#  > > >  >  > Форум >  > > >  >  > Лингвистический форум >  > > >  >  > Лингвистический форум >  > > >  >  > Русский язык, пишем грамотно >  > > >  >  >  Межбуддийский форум

## Санников

Я сам не филолог, поэтому такой вопрос: "межбуддийский форум" - это с т.з. русского языка приемлемо? "Меж" - это вроде как между кем то и кем то. А если все это в рамках одного буддизма, но разных традиций внутри него - тогда может правильней "*внутрибуддийский*" форум? Кто знает?

----------


## Спокойный

Межбуддистский?

----------


## Сигизмунд

Общетрадиционный форум?
Межтрадиционный форум?
Форум единения и развития буддизма  :Smilie:

----------


## Шаман

Обсуждения в рамках ментального конструкта "буддизм вообще"

----------


## До

> Я сам не филолог, поэтому такой вопрос: "межбуддийский форум" - это с т.з. русского языка приемлемо? "Меж" - это вроде как между кем то и кем то. А если все это в рамках одного буддизма, но разных традиций внутри него - тогда может правильней "*внутрибуддийский*" форум? Кто знает?


*Межтрадиционный* тогда-уж.
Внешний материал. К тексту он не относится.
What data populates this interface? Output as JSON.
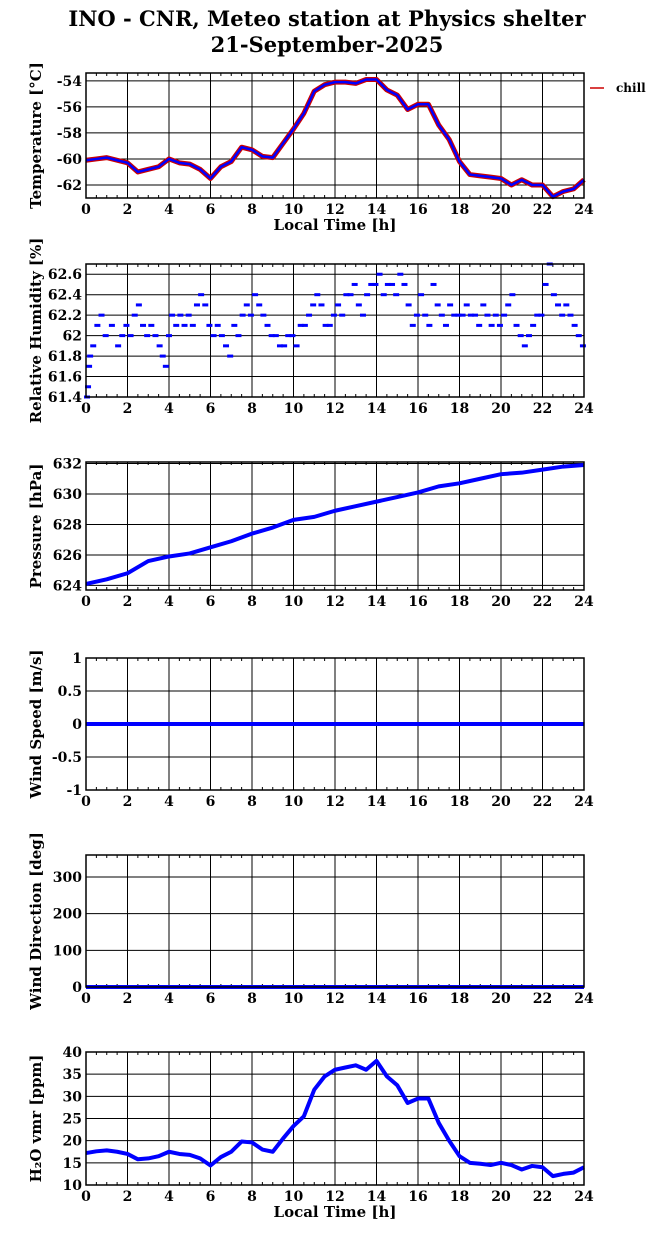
{
  "header": {
    "title_line1": "INO - CNR, Meteo station at Physics shelter",
    "title_line2": "21-September-2025"
  },
  "colors": {
    "data": "#0000ff",
    "overlay": "#cc0000",
    "grid": "#000000"
  },
  "chart_data": [
    {
      "type": "line",
      "ylabel": "Temperature [°C]",
      "xlabel": "Local Time [h]",
      "xlim": [
        0,
        24
      ],
      "ylim": [
        -63,
        -53.4
      ],
      "xticks": [
        0,
        2,
        4,
        6,
        8,
        10,
        12,
        14,
        16,
        18,
        20,
        22,
        24
      ],
      "yticks": [
        -62,
        -60,
        -58,
        -56,
        -54
      ],
      "grid": true,
      "legend": {
        "position": "right",
        "entries": [
          "chill"
        ]
      },
      "series": [
        {
          "name": "chill",
          "color": "#cc0000",
          "overlay_of": "temperature"
        },
        {
          "name": "",
          "color": "#0000ff",
          "x": [
            0,
            0.5,
            1,
            1.5,
            2,
            2.5,
            3,
            3.5,
            4,
            4.5,
            5,
            5.5,
            6,
            6.5,
            7,
            7.5,
            8,
            8.5,
            9,
            9.5,
            10,
            10.5,
            11,
            11.5,
            12,
            12.5,
            13,
            13.5,
            14,
            14.5,
            15,
            15.5,
            16,
            16.5,
            17,
            17.5,
            18,
            18.5,
            19,
            19.5,
            20,
            20.5,
            21,
            21.5,
            22,
            22.5,
            23,
            23.5,
            24
          ],
          "y": [
            -60.1,
            -60.0,
            -59.9,
            -60.1,
            -60.3,
            -61.0,
            -60.8,
            -60.6,
            -60.0,
            -60.3,
            -60.4,
            -60.8,
            -61.5,
            -60.6,
            -60.2,
            -59.1,
            -59.3,
            -59.8,
            -59.9,
            -58.8,
            -57.7,
            -56.5,
            -54.8,
            -54.3,
            -54.1,
            -54.1,
            -54.2,
            -53.9,
            -53.9,
            -54.7,
            -55.1,
            -56.2,
            -55.8,
            -55.8,
            -57.4,
            -58.5,
            -60.2,
            -61.2,
            -61.3,
            -61.4,
            -61.5,
            -62.0,
            -61.6,
            -62.0,
            -62.0,
            -62.9,
            -62.5,
            -62.3,
            -61.6
          ]
        }
      ]
    },
    {
      "type": "scatter",
      "ylabel": "Relative Humidity [%]",
      "xlim": [
        0,
        24
      ],
      "ylim": [
        61.4,
        62.7
      ],
      "xticks": [
        0,
        2,
        4,
        6,
        8,
        10,
        12,
        14,
        16,
        18,
        20,
        22,
        24
      ],
      "yticks": [
        61.4,
        61.6,
        61.8,
        62,
        62.2,
        62.4,
        62.6
      ],
      "grid": true,
      "series": [
        {
          "name": "",
          "color": "#0000ff",
          "x": [
            0.0,
            0.05,
            0.1,
            0.15,
            0.3,
            0.5,
            0.7,
            0.9,
            1.2,
            1.5,
            1.7,
            1.9,
            2.1,
            2.3,
            2.5,
            2.7,
            2.9,
            3.1,
            3.3,
            3.5,
            3.65,
            3.8,
            3.95,
            4.1,
            4.3,
            4.5,
            4.7,
            4.9,
            5.1,
            5.3,
            5.5,
            5.7,
            5.9,
            6.1,
            6.3,
            6.5,
            6.7,
            6.9,
            7.1,
            7.3,
            7.5,
            7.7,
            7.9,
            8.1,
            8.3,
            8.5,
            8.7,
            8.9,
            9.1,
            9.3,
            9.5,
            9.7,
            9.9,
            10.1,
            10.3,
            10.5,
            10.7,
            10.9,
            11.1,
            11.3,
            11.5,
            11.7,
            11.9,
            12.1,
            12.3,
            12.5,
            12.7,
            12.9,
            13.1,
            13.3,
            13.5,
            13.7,
            13.9,
            14.1,
            14.3,
            14.5,
            14.7,
            14.9,
            15.1,
            15.3,
            15.5,
            15.7,
            15.9,
            16.1,
            16.3,
            16.5,
            16.7,
            16.9,
            17.1,
            17.3,
            17.5,
            17.7,
            17.9,
            18.1,
            18.3,
            18.5,
            18.7,
            18.9,
            19.1,
            19.3,
            19.5,
            19.7,
            19.9,
            20.1,
            20.3,
            20.5,
            20.7,
            20.9,
            21.1,
            21.3,
            21.5,
            21.7,
            21.9,
            22.1,
            22.3,
            22.5,
            22.7,
            22.9,
            23.1,
            23.3,
            23.5,
            23.7,
            23.9
          ],
          "y": [
            61.4,
            61.5,
            61.7,
            61.8,
            61.9,
            62.1,
            62.2,
            62.0,
            62.1,
            61.9,
            62.0,
            62.1,
            62.0,
            62.2,
            62.3,
            62.1,
            62.0,
            62.1,
            62.0,
            61.9,
            61.8,
            61.7,
            62.0,
            62.2,
            62.1,
            62.2,
            62.1,
            62.2,
            62.1,
            62.3,
            62.4,
            62.3,
            62.1,
            62.0,
            62.1,
            62.0,
            61.9,
            61.8,
            62.1,
            62.0,
            62.2,
            62.3,
            62.2,
            62.4,
            62.3,
            62.2,
            62.1,
            62.0,
            62.0,
            61.9,
            61.9,
            62.0,
            62.0,
            61.9,
            62.1,
            62.1,
            62.2,
            62.3,
            62.4,
            62.3,
            62.1,
            62.1,
            62.2,
            62.3,
            62.2,
            62.4,
            62.4,
            62.5,
            62.3,
            62.2,
            62.4,
            62.5,
            62.5,
            62.6,
            62.4,
            62.5,
            62.5,
            62.4,
            62.6,
            62.5,
            62.3,
            62.1,
            62.2,
            62.4,
            62.2,
            62.1,
            62.5,
            62.3,
            62.2,
            62.1,
            62.3,
            62.2,
            62.2,
            62.2,
            62.3,
            62.2,
            62.2,
            62.1,
            62.3,
            62.2,
            62.1,
            62.2,
            62.1,
            62.2,
            62.3,
            62.4,
            62.1,
            62.0,
            61.9,
            62.0,
            62.1,
            62.2,
            62.2,
            62.5,
            62.7,
            62.4,
            62.3,
            62.2,
            62.3,
            62.2,
            62.1,
            62.0,
            61.9
          ]
        }
      ]
    },
    {
      "type": "line",
      "ylabel": "Pressure [hPa]",
      "xlim": [
        0,
        24
      ],
      "ylim": [
        623.7,
        632.1
      ],
      "xticks": [
        0,
        2,
        4,
        6,
        8,
        10,
        12,
        14,
        16,
        18,
        20,
        22,
        24
      ],
      "yticks": [
        624,
        626,
        628,
        630,
        632
      ],
      "grid": true,
      "series": [
        {
          "name": "",
          "color": "#0000ff",
          "x": [
            0,
            1,
            2,
            3,
            4,
            5,
            6,
            7,
            8,
            9,
            10,
            11,
            12,
            13,
            14,
            15,
            16,
            17,
            18,
            19,
            20,
            21,
            22,
            23,
            24
          ],
          "y": [
            624.1,
            624.4,
            624.8,
            625.6,
            625.9,
            626.1,
            626.5,
            626.9,
            627.4,
            627.8,
            628.3,
            628.5,
            628.9,
            629.2,
            629.5,
            629.8,
            630.1,
            630.5,
            630.7,
            631.0,
            631.3,
            631.4,
            631.6,
            631.8,
            631.9
          ]
        }
      ]
    },
    {
      "type": "line",
      "ylabel": "Wind Speed [m/s]",
      "xlim": [
        0,
        24
      ],
      "ylim": [
        -1,
        1
      ],
      "xticks": [
        0,
        2,
        4,
        6,
        8,
        10,
        12,
        14,
        16,
        18,
        20,
        22,
        24
      ],
      "yticks": [
        -1,
        -0.5,
        0,
        0.5,
        1
      ],
      "grid": true,
      "series": [
        {
          "name": "",
          "color": "#0000ff",
          "x": [
            0,
            24
          ],
          "y": [
            0,
            0
          ]
        }
      ]
    },
    {
      "type": "line",
      "ylabel": "Wind Direction [deg]",
      "xlim": [
        0,
        24
      ],
      "ylim": [
        0,
        360
      ],
      "xticks": [
        0,
        2,
        4,
        6,
        8,
        10,
        12,
        14,
        16,
        18,
        20,
        22,
        24
      ],
      "yticks": [
        0,
        100,
        200,
        300
      ],
      "grid": true,
      "series": [
        {
          "name": "",
          "color": "#0000ff",
          "x": [
            0,
            24
          ],
          "y": [
            0,
            0
          ]
        }
      ]
    },
    {
      "type": "line",
      "ylabel": "H₂O vmr [ppm]",
      "xlabel": "Local Time [h]",
      "xlim": [
        0,
        24
      ],
      "ylim": [
        10,
        40
      ],
      "xticks": [
        0,
        2,
        4,
        6,
        8,
        10,
        12,
        14,
        16,
        18,
        20,
        22,
        24
      ],
      "yticks": [
        10,
        15,
        20,
        25,
        30,
        35,
        40
      ],
      "grid": true,
      "series": [
        {
          "name": "",
          "color": "#0000ff",
          "x": [
            0,
            0.5,
            1,
            1.5,
            2,
            2.5,
            3,
            3.5,
            4,
            4.5,
            5,
            5.5,
            6,
            6.5,
            7,
            7.5,
            8,
            8.5,
            9,
            9.5,
            10,
            10.5,
            11,
            11.5,
            12,
            12.5,
            13,
            13.5,
            14,
            14.5,
            15,
            15.5,
            16,
            16.5,
            17,
            17.5,
            18,
            18.5,
            19,
            19.5,
            20,
            20.5,
            21,
            21.5,
            22,
            22.5,
            23,
            23.5,
            24
          ],
          "y": [
            17.2,
            17.6,
            17.8,
            17.5,
            17.0,
            15.8,
            16.0,
            16.5,
            17.5,
            17.0,
            16.8,
            16.0,
            14.4,
            16.3,
            17.5,
            19.8,
            19.6,
            18.0,
            17.5,
            20.5,
            23.3,
            25.5,
            31.5,
            34.5,
            36.0,
            36.5,
            37.0,
            36.0,
            38.0,
            34.5,
            32.5,
            28.5,
            29.5,
            29.5,
            24.0,
            20.0,
            16.5,
            15.0,
            14.8,
            14.5,
            15.0,
            14.5,
            13.5,
            14.3,
            14.0,
            12.0,
            12.5,
            12.8,
            14.0
          ]
        }
      ]
    }
  ]
}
Весь форум вообще - _внутрибуддийский_, так как он только буддийский, а не буддийско-христианский.

----------


## Yeshe

а меня больше интересует вопрос - а чем он вообще отличается от общего форума? почему не влить межбуддийский в общий?

----------


## До

> а меня больше интересует вопрос - а чем он вообще отличается от общего форума? почему не влить межбуддийский в общий?
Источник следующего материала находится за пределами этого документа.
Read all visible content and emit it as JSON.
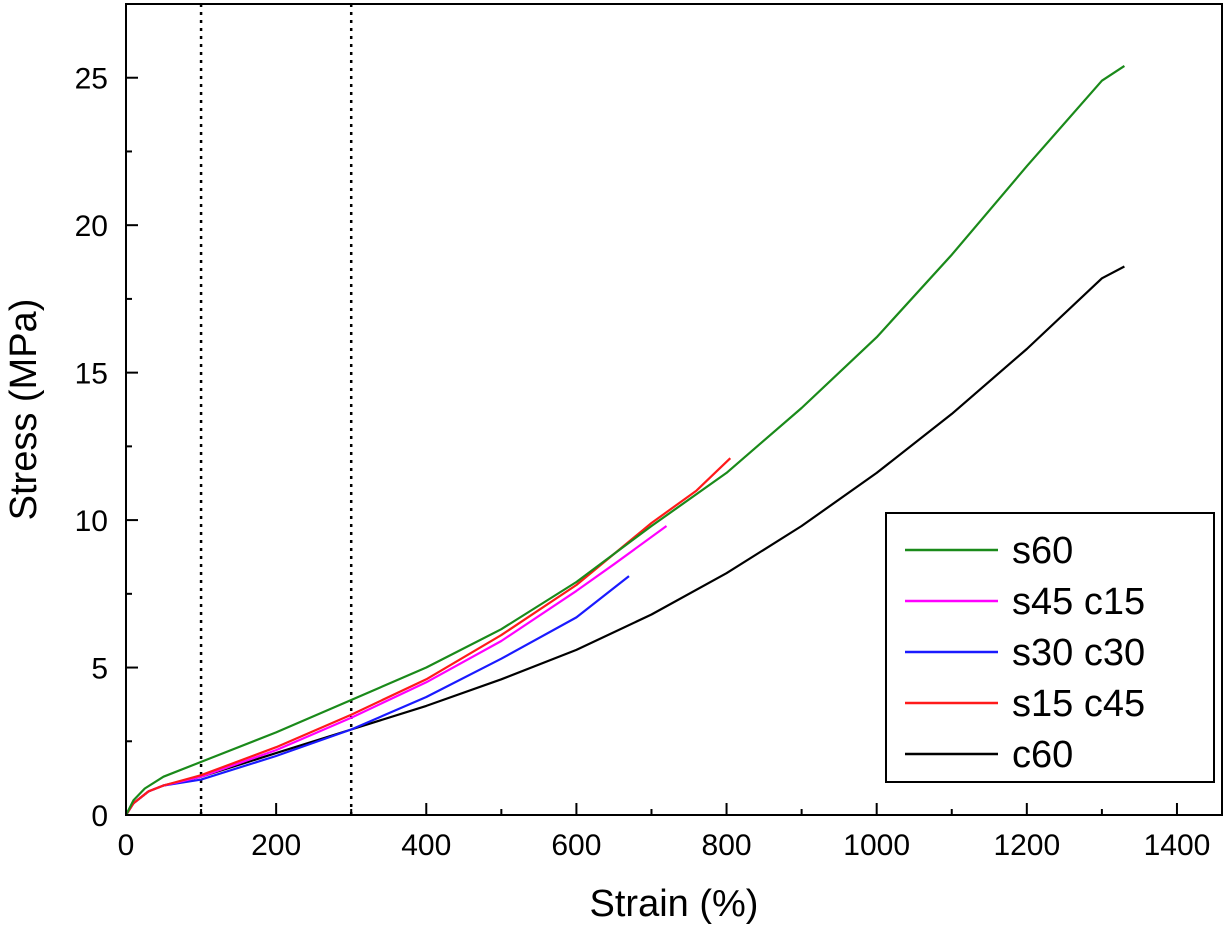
{
  "chart_data": {
    "type": "line",
    "xlabel": "Strain (%)",
    "ylabel": "Stress (MPa)",
    "xlim": [
      0,
      1460
    ],
    "ylim": [
      0,
      27.5
    ],
    "x_ticks": [
      0,
      200,
      400,
      600,
      800,
      1000,
      1200,
      1400
    ],
    "y_ticks": [
      0,
      5,
      10,
      15,
      20,
      25
    ],
    "grid": false,
    "legend_position": "bottom-right",
    "reference_lines_x": [
      100,
      300
    ],
    "series": [
      {
        "name": "s60",
        "color": "#1a8a1a",
        "points": [
          [
            0,
            0
          ],
          [
            10,
            0.5
          ],
          [
            25,
            0.9
          ],
          [
            50,
            1.3
          ],
          [
            100,
            1.8
          ],
          [
            200,
            2.8
          ],
          [
            300,
            3.9
          ],
          [
            400,
            5.0
          ],
          [
            500,
            6.3
          ],
          [
            600,
            7.9
          ],
          [
            700,
            9.8
          ],
          [
            800,
            11.6
          ],
          [
            900,
            13.8
          ],
          [
            1000,
            16.2
          ],
          [
            1100,
            19.0
          ],
          [
            1200,
            22.0
          ],
          [
            1300,
            24.9
          ],
          [
            1330,
            25.4
          ]
        ]
      },
      {
        "name": "s45 c15",
        "color": "#ff00ff",
        "points": [
          [
            0,
            0
          ],
          [
            10,
            0.4
          ],
          [
            30,
            0.8
          ],
          [
            50,
            1.0
          ],
          [
            100,
            1.3
          ],
          [
            200,
            2.2
          ],
          [
            300,
            3.3
          ],
          [
            400,
            4.5
          ],
          [
            500,
            5.9
          ],
          [
            600,
            7.6
          ],
          [
            650,
            8.5
          ],
          [
            720,
            9.8
          ]
        ]
      },
      {
        "name": "s30 c30",
        "color": "#1a1aff",
        "points": [
          [
            0,
            0
          ],
          [
            10,
            0.4
          ],
          [
            30,
            0.8
          ],
          [
            50,
            1.0
          ],
          [
            100,
            1.2
          ],
          [
            200,
            2.0
          ],
          [
            300,
            2.9
          ],
          [
            400,
            4.0
          ],
          [
            500,
            5.3
          ],
          [
            600,
            6.7
          ],
          [
            670,
            8.1
          ]
        ]
      },
      {
        "name": "s15 c45",
        "color": "#ff1a1a",
        "points": [
          [
            0,
            0
          ],
          [
            10,
            0.4
          ],
          [
            30,
            0.8
          ],
          [
            50,
            1.0
          ],
          [
            100,
            1.35
          ],
          [
            200,
            2.3
          ],
          [
            300,
            3.4
          ],
          [
            400,
            4.6
          ],
          [
            500,
            6.1
          ],
          [
            600,
            7.8
          ],
          [
            700,
            9.9
          ],
          [
            760,
            11.0
          ],
          [
            805,
            12.1
          ]
        ]
      },
      {
        "name": "c60",
        "color": "#000000",
        "points": [
          [
            0,
            0
          ],
          [
            10,
            0.4
          ],
          [
            30,
            0.8
          ],
          [
            50,
            1.0
          ],
          [
            100,
            1.3
          ],
          [
            200,
            2.1
          ],
          [
            300,
            2.9
          ],
          [
            400,
            3.7
          ],
          [
            500,
            4.6
          ],
          [
            600,
            5.6
          ],
          [
            700,
            6.8
          ],
          [
            800,
            8.2
          ],
          [
            900,
            9.8
          ],
          [
            1000,
            11.6
          ],
          [
            1100,
            13.6
          ],
          [
            1200,
            15.8
          ],
          [
            1300,
            18.2
          ],
          [
            1330,
            18.6
          ]
        ]
      }
    ]
  }
}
http://buddhist.ru/board/rules.htm

----------


## ullu

Предлегаю синенькие полосочки заменить на синенькие с зелененьким отливом.

----------


## Jambal Dorje

словосочетание межбуддийский уже устоялось, к нему все привыкли и оно не более неправильное чем "идет дождь". В Москве в начале перестройки начали менять старые названия улиц на исконно-посконные. Улица Пушкина стала Дмитровской. Зачем? Когда нечего делать начинают менять этикетки.

----------